The fitness (w) = 1-s; thus, fitness for AA is (1-0) = 1, Aa is (1-0.1) = 0.9 and aa is (1-0.7) = 0.3

p0 generation	AA	Aa	aa	Total
Number	450	380	170	1000
Frequency	0.45	0.38	0.17	1.0
Fitness (w)	1.0	0.9	0.3
p1 generation	AA	Aa	aa	Total
Number	(450×1.0) = 450	(380×0.9) = 342	(170×0.3) = 51	(450+342+51) = 843
Relative Frequency	(0.45×1.0) = 0.45	(0.38×0.9) = 0.342	(0.17×0.3) = 0.051	(0.45+0.342+ 0.051) = 0.843
Frequency	0.45/0.843 = 0.5338	0.342/0.843 = 0.4057	0.051/0.843 = 0.0605	(0.5338+0.4057 +0.0605) = 1.0

Thus, genotype frequency in the adults after one generation (in p1 generation) is, AA = 0.5338, Aa = 0.4057 and aa = 0.0605.

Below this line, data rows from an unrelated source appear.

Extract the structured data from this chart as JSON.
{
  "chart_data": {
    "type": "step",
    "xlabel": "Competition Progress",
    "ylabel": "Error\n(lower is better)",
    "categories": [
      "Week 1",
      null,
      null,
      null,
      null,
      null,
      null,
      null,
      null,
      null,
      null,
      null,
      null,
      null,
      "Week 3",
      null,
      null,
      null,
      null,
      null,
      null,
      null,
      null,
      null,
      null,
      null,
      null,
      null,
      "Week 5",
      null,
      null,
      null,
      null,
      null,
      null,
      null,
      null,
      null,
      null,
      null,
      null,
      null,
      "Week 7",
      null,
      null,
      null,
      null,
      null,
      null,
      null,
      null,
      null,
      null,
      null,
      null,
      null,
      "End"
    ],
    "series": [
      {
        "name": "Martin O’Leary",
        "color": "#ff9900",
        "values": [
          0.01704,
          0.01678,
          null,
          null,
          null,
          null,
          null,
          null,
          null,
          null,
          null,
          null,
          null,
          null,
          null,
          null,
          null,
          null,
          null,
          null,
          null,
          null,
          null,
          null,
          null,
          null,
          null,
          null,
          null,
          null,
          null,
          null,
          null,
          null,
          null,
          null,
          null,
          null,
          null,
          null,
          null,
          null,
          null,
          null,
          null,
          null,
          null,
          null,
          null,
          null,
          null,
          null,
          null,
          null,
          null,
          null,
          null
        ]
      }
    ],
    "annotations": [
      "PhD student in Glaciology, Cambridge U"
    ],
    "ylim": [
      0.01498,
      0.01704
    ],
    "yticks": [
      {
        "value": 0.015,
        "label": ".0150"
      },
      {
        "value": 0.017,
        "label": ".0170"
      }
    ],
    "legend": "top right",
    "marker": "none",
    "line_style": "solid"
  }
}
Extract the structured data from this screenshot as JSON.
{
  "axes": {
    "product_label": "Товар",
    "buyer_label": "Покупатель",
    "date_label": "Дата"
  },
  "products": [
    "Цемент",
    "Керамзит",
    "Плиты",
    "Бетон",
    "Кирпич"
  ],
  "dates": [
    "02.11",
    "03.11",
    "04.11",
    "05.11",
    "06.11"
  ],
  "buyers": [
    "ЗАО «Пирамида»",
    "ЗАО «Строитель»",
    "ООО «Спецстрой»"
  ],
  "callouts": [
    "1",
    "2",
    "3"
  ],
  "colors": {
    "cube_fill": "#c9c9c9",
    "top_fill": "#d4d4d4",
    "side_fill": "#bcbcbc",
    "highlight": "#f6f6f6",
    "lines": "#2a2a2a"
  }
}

Now, Frequency of allele A = Frequency of AA + ½ of frequency of Aa (because there are half of the alleles are A in the genotype Aa and other half are a)

Frequency of allele A = [0.5338+ 1/2(0.4057)] = [0.5338+ 0.20285] = 0.73665

Frequency of allele a = Frequency of aa + ½ of frequency of Aa (because there are half of the alleles are A in the genotype Aa and other half are a)

Frequency of allele a = [0.0605+ 1/2(0.4057)] = [0.5338+ 0.20285] = 0.26335

Thus, the allele frequency for the (A) allele be in the adults after one generation (what is p1) will be 0.73665

Answer b:

We assume that frequency of allele A = p and frequency of allele a = q

Thus, the allele frequency in the adults after one generation for the (A) allele will be 0.73665 and for (a) allele will be 0.26335

If the p1 generation of adults reproduced by random mating, the genotype frequency will be AA = p2, Aa = 2pq and aa = q2.(according to Hardy-Weinberg equilibrium)

So, AA = (0.73665)2 = 0.5265, Aa = (2×0.73665×0.26335) = 0.388 and aa = (0.26335)2 = 0.06935

Thus, if the p1 generation of adults reproduced by random mating, the number of chicks in the population would you expect to find with the aa genotype (the most fragile) if you counted a total of 100 baby falcons = (frequency of aa ×100) = (0.06935×100) = 6.935; as baby falcons cannot come in fraction number thus approximately 7 baby falcon will of aa genotype.